元・副会長のCinema Days

映画の感想文を中心に、好き勝手なことを語っていきます。

田山花袋「蒲団」

2017-07-07 06:30:48 | 読書感想文
 明治40年に発表され、文学史のテキストには“自然主義の先駆けとなった記念碑的作品”とかいう紹介文が載っている著名な小説だ。当然のことながら、誰しも若い頃にチェックしておくべき書物だが、私が読んだのはつい最近である(笑)。100年以上前に書かれた小説ながら、作品としては面白い。青年期ではなく年齢を重ねた時点で読んでみるのも、味わい深いものがある。
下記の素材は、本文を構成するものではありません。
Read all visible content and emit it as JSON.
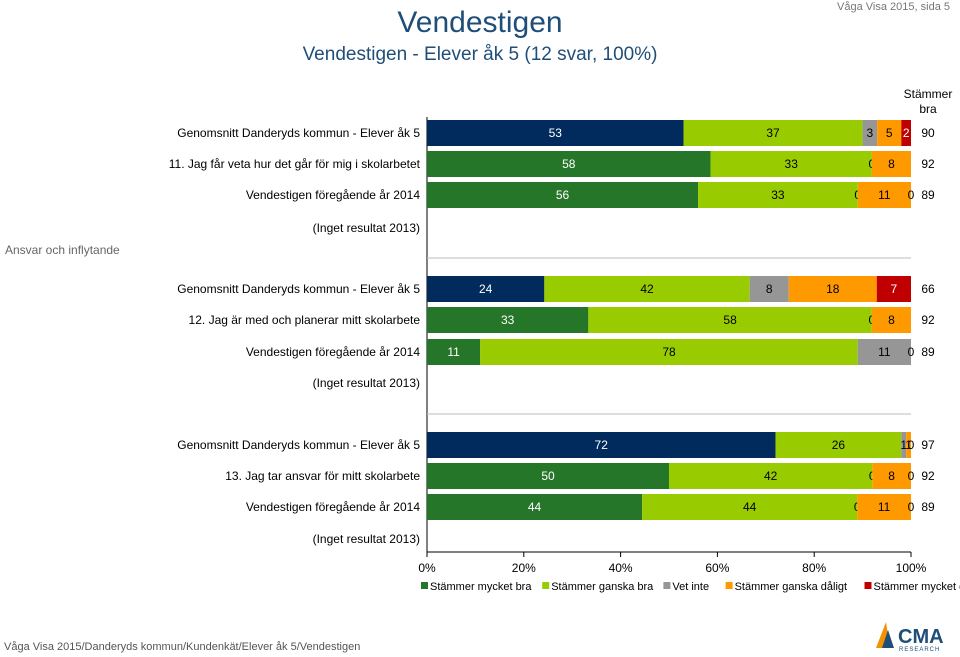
{
  "header": {
    "title": "Vendestigen",
    "subtitle": "Vendestigen - Elever åk 5 (12 svar, 100%)",
    "page_label": "Våga Visa 2015, sida 5",
    "column_head": "Stämmer bra"
  },
  "section_label": "Ansvar och inflytande",
  "footer": "Våga Visa 2015/Danderyds kommun/Kundenkät/Elever åk 5/Vendestigen",
  "logo": {
    "text": "CMA",
    "subtext": "RESEARCH"
  },
  "chart_data": {
    "type": "bar",
    "orientation": "horizontal-stacked-100",
    "xlim": [
      0,
      100
    ],
    "x_ticks": [
      "0%",
      "20%",
      "40%",
      "60%",
      "80%",
      "100%"
    ],
    "legend": [
      "Stämmer mycket bra",
      "Stämmer ganska bra",
      "Vet inte",
      "Stämmer ganska dåligt",
      "Stämmer mycket dåligt"
    ],
    "colors": [
      "#002b5c",
      "#99cc00",
      "#969696",
      "#ff9900",
      "#c00000"
    ],
    "colors_alt": [
      "#267629",
      "#99cc00",
      "#969696",
      "#ff9900",
      "#c00000"
    ],
    "groups": [
      {
        "question": "11. Jag får veta hur det går för mig i skolarbetet",
        "rows": [
          {
            "label": "Genomsnitt Danderyds kommun - Elever åk 5",
            "kind": "avg",
            "values": [
              53,
              37,
              3,
              5,
              2
            ],
            "labels": [
              "53",
              "37",
              "3",
              "5",
              "2"
            ],
            "bra": "90"
          },
          {
            "label": "11. Jag får veta hur det går för mig i skolarbetet",
            "kind": "question",
            "values": [
              58,
              33,
              0,
              8,
              0
            ],
            "labels": [
              "58",
              "33",
              "0",
              "8",
              ""
            ],
            "bra": "92"
          },
          {
            "label": "Vendestigen föregående år 2014",
            "kind": "prev",
            "values": [
              56,
              33,
              0,
              11,
              0
            ],
            "labels": [
              "56",
              "33",
              "0",
              "11",
              "0"
            ],
            "bra": "89"
          },
          {
            "label": "(Inget resultat 2013)",
            "kind": "none",
            "values": [],
            "labels": [],
            "bra": ""
          }
        ]
      },
      {
        "question": "12. Jag är med och planerar mitt skolarbete",
        "rows": [
          {
            "label": "Genomsnitt Danderyds kommun - Elever åk 5",
            "kind": "avg",
            "values": [
              24,
              42,
              8,
              18,
              7
            ],
            "labels": [
              "24",
              "42",
              "8",
              "18",
              "7"
            ],
            "bra": "66"
          },
          {
            "label": "12. Jag är med och planerar mitt skolarbete",
            "kind": "question",
            "values": [
              33,
              58,
              0,
              8,
              0
            ],
            "labels": [
              "33",
              "58",
              "0",
              "8",
              ""
            ],
            "bra": "92"
          },
          {
            "label": "Vendestigen föregående år 2014",
            "kind": "prev",
            "values": [
              11,
              78,
              11,
              0,
              0
            ],
            "labels": [
              "11",
              "78",
              "11",
              "0",
              ""
            ],
            "bra": "89"
          },
          {
            "label": "(Inget resultat 2013)",
            "kind": "none",
            "values": [],
            "labels": [],
            "bra": ""
          }
        ]
      },
      {
        "question": "13. Jag tar ansvar för mitt skolarbete",
        "rows": [
          {
            "label": "Genomsnitt Danderyds kommun - Elever åk 5",
            "kind": "avg",
            "values": [
              72,
              26,
              1,
              1,
              0
            ],
            "labels": [
              "72",
              "26",
              "1",
              "1",
              "0"
            ],
            "bra": "97"
          },
          {
            "label": "13. Jag tar ansvar för mitt skolarbete",
            "kind": "question",
            "values": [
              50,
              42,
              0,
              8,
              0
            ],
            "labels": [
              "50",
              "42",
              "0",
              "8",
              "0"
            ],
            "bra": "92"
          },
          {
            "label": "Vendestigen föregående år 2014",
            "kind": "prev",
            "values": [
              44,
              44,
              0,
              11,
              0
            ],
            "labels": [
              "44",
              "44",
              "0",
              "11",
              "0"
            ],
            "bra": "89"
          },
          {
            "label": "(Inget resultat 2013)",
            "kind": "none",
            "values": [],
            "labels": [],
            "bra": ""
          }
        ]
      }
    ]
  }
}
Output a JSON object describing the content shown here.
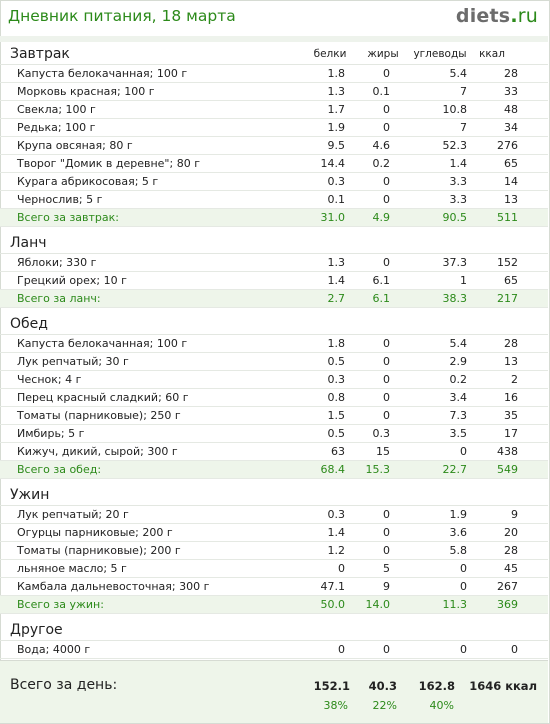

 作家の竹中時雄は30歳代半ば。妻と3人の子供と一緒に東京に住んでおり、仕事もコンスタントに依頼され、一見何の不満もない生活を送っている。ある時、横山芳子という女学生から“弟子にして欲しい”との連絡を受ける。初めは気が乗らなかった時雄だったが、芳子と手紙をやりとりするうちに、彼女がけっこう見込みのある人材であることが分かる。



 そして弟子入りを許可されて上京してきた芳子に会った時雄は、年甲斐もなく胸のときめきを覚えるのであった。折しも妻とは倦怠期にあり、芳子と一緒にいることが時雄にとって何よりの楽しみとなる。だが、芳子の恋人である田中秀夫が学業を放り出して上京してくるに及び、時雄は微妙な立場に追いやられる。

 30歳代半ばの男といえば、今ならば“青年”のカテゴリーに入るのかもしれないが、当時としては分別が付いているはずの立派な中年で、有り体に言えば“おっさん”である。その“おっさん”が若い娘に心を奪われて悶々とする。しかも、自分からは決して相手にゾッコンであるという素振りを見せず、保護者面して巧妙に“恋敵”から芳子を遠ざけようと画策する。そのみっともなさが素晴らしく面白い(笑)。主人公がいろいろと姑息な手段を講じた挙句、自らの狙いとは違う結末を迎えて途方に暮れるラストは最高だ。

 本作は作者の田山の経験を元にしており、時雄の懊悩は書き手の率直な心情の吐露でもある。ここまで書いて良いのかと思うほど、表現は容赦ない。もっとも、これは“リアリズムの衣を被ったエンタテインメント”であることも考えられるが、それを勘案しても一気に読ませる文章力には感心してしまう。幅広い層に面白さを感じさせる作品であるだけに、映画化しても成果が期待出来る。